The absolute emptiness I felt that dusky evening moment taught me how satisfying those other things that I usually spent my days with were, and I missed that feeling of fulfillment intensely.
Do I even have to spell out the rest?
That class was probably the only activity that would have counted as an "activity" in today's educational world, with the tags that seem to matter in today's parenting universe: structured, supervised, creative, parent involvement, community. This was the kind of activity I could have put on my childhood résumé for a private school if that had been an issue at that time, and if the mom in charge would not have been so annoyed at arrogant little me, she could have written a glowing letter of recommendation about how I did the thing that was so hard she didn't think anybody could do it, at least not in time.
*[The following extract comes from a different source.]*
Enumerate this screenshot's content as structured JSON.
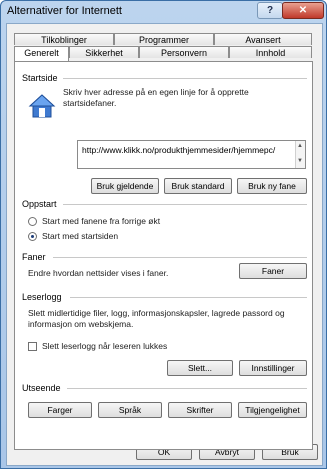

But in effect this course was memorable to me only for its pathetic nothingness, for some truly wasted time, as an encounter with estrangement, and as an experience of loneliness reserved, I think, exclusively to engineered activities in community centers.
Well, maybe it was worth doing it for that one might say: an early lesson in the modern condition has its own merits, and yes, I did learn a lot from this experience.
But the point is of course that the idea of this class was not to convey a lesson in emptiness and estrangement - which it brilliantly did to me - but to be fulfilling. And that this craft course that was to be about something, taught me instead what nothing really feels like, while all my doing-nothing afternoons and evenings, with no immediate result or finished project, were the real something: my life.
So you'll understand why I'll happily share doing something with others, but I will not cajole them into it. It can be great to do things and learn a skill in a course if you really want to do it, but it has to be a real interest, real skills, and, dare I say, real people doing it.